Oleh karena merasa permohonannya sia-sia, wanita tengah baya itu mencari gagasan lain. Segera dilepaskannya anjingnya. Anjing pudel itu turun ke lantai, lalu mencium-cium kaki lelaki itu. Kemudian menjilat-jilatinya, dan akhirnya menarik-narik kaos kakinya dengan gigi-giginya sampai sebagian dari kaos kakinya robek.

“Nyonya, taruh kembali anjing Anda ke pangkuan. Tidakkah Nyonya lihat dia merusak kaos kaki ku?”

“Tidak,” sahut wanita itu ketus.
“Jika boleh kukatakan, Anda adalah orang yang paling mementingkan diri sendiri yang pernah kukenal.”

“Oho, aku pun berterus terang, Nyonya lah orang yang paling tidak memperhatikan perasaan orang lain!”

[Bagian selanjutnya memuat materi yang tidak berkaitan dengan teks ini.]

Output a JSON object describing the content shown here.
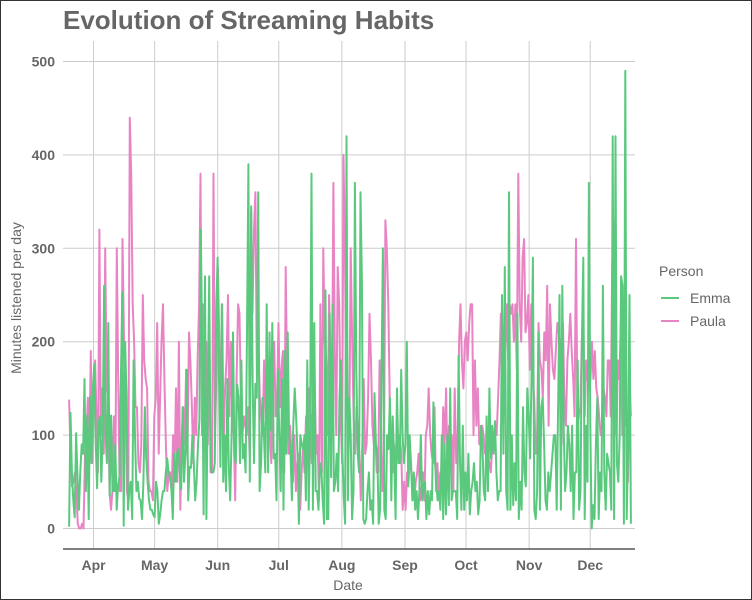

Wanita tengah baya itu merasa tersinggung. Segera direbutnya pipa dari mulut lelaki itu, lalu dilemparkannya keluar lewat jendela. Lelaki itu tidak kalah gesitnya. Segera ditangkapnya anjing pudel itu dan dilemparkannya keluar lewat jendela, sambil berseru,

“Ayo kejar pipa itu!”

Suasana hening beberapa saat lamanya. Kemarahan pun lama-lama memudar. Kedua-duanya telah sadar, bahwa perbuatan yang telah mereka lakukan barusan tidak berdasarkan akal sehat. Akhirnya lelaki itu melepaskan uneg-unegnya,

“Nyonya, maafkan aku. Aku telah berbuat kurang sopan dengan menghisap tembakau di hadapan Anda. Dan melempar anjing Nyonya keluar kereta, sungguh suatu perbuatan tanpa perikemanusiaan. Semoga saja anjing Nyonya selamat.”

“Aku pun merasa menyesal, Tuan. Tidak seharusnya aku membuka jendela dalam cuaca sedingin ini. Tidak seharusnya pula kulepas anjingku untuk mengusik Anda. Dan suatu perbuatan lancang bahwa aku telah merenggut pipa Anda dan membuangnya keluar,” sahut wanita tengah baya itu.


Akhirnya kereta api tiba di tempat tujuan. Kedua-duanya turun, dan mereka bercakap-cakap sebentar sebelum keluar stasiun. Tiba-tiba terlihat sesosok tubuh mungil bergerak-gerak di kejauhan. Itulah anjing pudel milik wanita tengah baya, berlari menyusuri rel masuk ke halaman stasiun. Di mulutnya ia menggigit sepotong pipa, milik lelaki yang dibuang majikannya lewat jendela.